Jack: Right now, with little clear information, I have to call this one “just business,” although the way that the information has sputtered out on both sides I sense that once this is settled we will have someone to blame. Other than wanting Roquan Smith’s deal to get done, what bothers me the most is how easily Bears fans have been turned against not Smith’s agents, but Smith. First of all, yes, I know they “work for him.” That’s easier said than done when you’re paying someone or someones to represent your best interest, and when you’re new to these types of relationships.
Secondly, a lot of Bears fans have jumped all over Smith due only to one article from one reporter. That’s not to speak ill of David Haugh. It’s just to say that until that story came out Aug. 1, both sides seemed to be working with the same set of facts, agreeing that contractual language rooted in the uncertainty of the impact of the new helmet rule was driving the wedge between the two sides. Then Haugh reported his update, which included a line that many Bears fans have pounced on: “...his representatives at CAA Football have insisted the Bears go even further and include contract language protecting the player from discipline for behavior outside the realm of a football play.”

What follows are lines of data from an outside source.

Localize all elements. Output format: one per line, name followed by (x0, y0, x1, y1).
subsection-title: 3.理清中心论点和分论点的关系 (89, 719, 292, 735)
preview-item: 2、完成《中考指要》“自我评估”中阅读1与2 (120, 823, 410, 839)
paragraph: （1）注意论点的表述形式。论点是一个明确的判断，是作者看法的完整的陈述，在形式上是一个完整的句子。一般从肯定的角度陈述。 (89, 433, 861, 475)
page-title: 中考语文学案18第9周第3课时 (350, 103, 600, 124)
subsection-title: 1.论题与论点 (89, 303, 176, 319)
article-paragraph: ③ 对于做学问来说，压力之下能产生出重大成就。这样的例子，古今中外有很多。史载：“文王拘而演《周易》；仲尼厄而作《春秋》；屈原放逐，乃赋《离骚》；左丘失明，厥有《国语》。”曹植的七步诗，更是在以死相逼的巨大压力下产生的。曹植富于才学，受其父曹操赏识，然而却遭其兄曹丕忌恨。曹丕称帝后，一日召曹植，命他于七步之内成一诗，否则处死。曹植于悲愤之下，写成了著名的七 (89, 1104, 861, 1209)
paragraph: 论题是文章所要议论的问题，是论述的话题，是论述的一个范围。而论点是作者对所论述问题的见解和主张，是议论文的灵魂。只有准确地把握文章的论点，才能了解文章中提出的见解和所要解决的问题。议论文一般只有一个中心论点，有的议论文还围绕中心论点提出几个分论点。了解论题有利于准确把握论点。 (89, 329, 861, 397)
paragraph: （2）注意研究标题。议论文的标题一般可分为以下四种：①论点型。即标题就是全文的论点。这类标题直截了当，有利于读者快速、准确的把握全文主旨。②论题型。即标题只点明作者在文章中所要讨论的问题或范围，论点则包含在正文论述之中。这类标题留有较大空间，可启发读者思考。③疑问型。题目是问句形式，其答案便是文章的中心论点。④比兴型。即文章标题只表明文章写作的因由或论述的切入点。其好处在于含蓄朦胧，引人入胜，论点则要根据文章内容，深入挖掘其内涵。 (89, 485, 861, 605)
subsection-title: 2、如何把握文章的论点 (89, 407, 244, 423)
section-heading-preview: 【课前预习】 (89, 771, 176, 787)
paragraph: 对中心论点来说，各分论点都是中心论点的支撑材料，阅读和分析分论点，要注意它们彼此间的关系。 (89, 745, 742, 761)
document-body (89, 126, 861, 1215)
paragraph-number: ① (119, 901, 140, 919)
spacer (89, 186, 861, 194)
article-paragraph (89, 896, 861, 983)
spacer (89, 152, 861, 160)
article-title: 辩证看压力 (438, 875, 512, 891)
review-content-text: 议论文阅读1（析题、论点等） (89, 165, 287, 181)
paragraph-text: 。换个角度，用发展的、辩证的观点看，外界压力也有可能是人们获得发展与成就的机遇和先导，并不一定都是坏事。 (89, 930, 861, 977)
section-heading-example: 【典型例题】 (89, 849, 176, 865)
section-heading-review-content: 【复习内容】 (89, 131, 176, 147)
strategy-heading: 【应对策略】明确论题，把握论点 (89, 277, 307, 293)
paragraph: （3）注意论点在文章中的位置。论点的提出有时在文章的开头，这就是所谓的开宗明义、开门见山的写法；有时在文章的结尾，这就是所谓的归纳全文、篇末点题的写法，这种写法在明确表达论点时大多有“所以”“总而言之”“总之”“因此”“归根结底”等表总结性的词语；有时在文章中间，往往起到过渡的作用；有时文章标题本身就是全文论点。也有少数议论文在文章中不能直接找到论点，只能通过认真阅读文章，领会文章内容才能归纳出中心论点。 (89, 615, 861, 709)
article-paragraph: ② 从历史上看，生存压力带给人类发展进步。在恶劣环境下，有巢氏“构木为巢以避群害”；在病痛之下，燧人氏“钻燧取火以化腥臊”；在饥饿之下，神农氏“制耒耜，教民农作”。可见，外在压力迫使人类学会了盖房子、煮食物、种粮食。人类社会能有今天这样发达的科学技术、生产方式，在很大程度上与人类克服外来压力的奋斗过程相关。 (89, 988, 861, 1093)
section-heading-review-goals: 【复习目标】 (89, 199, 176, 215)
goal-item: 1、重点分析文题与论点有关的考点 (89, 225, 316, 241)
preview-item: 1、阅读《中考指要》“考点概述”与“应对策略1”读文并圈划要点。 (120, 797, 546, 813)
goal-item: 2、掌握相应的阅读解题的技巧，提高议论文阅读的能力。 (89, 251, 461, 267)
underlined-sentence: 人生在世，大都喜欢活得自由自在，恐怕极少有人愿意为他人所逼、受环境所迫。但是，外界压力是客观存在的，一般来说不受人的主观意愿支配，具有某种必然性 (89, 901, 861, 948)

That story makes Smith seem not just petty but reckless, as if he’s attempting to write himself a pass for off-field chicanery. Obviously if that’s true, that changes the equation for Bears fan reactions, yet for whatever reason, CAA never responded to Haugh’s story, effectively letting their client twist in the wind. The only response we’ve seen is from Michele Tafoya during the broadcast of the Hall of Fame Game (h/t to my colleagues Patti Curl and Aaron Leming, since I was in and out of the room during the game), who said that Smith wants his guaranteed money protected in the event of “on-the-field suspensions that might result from a fight or an illegal hit.”
Which, again, is basically the exact same thing as the original debate about the helmet rule, and gets us no closer to a conclusion. Yet Bears fans are still killing Roquan online (and, I assume, during call-in segments on 670) and suggesting that he wants permission to, I dunno, stack DUIs and assault octogenarians.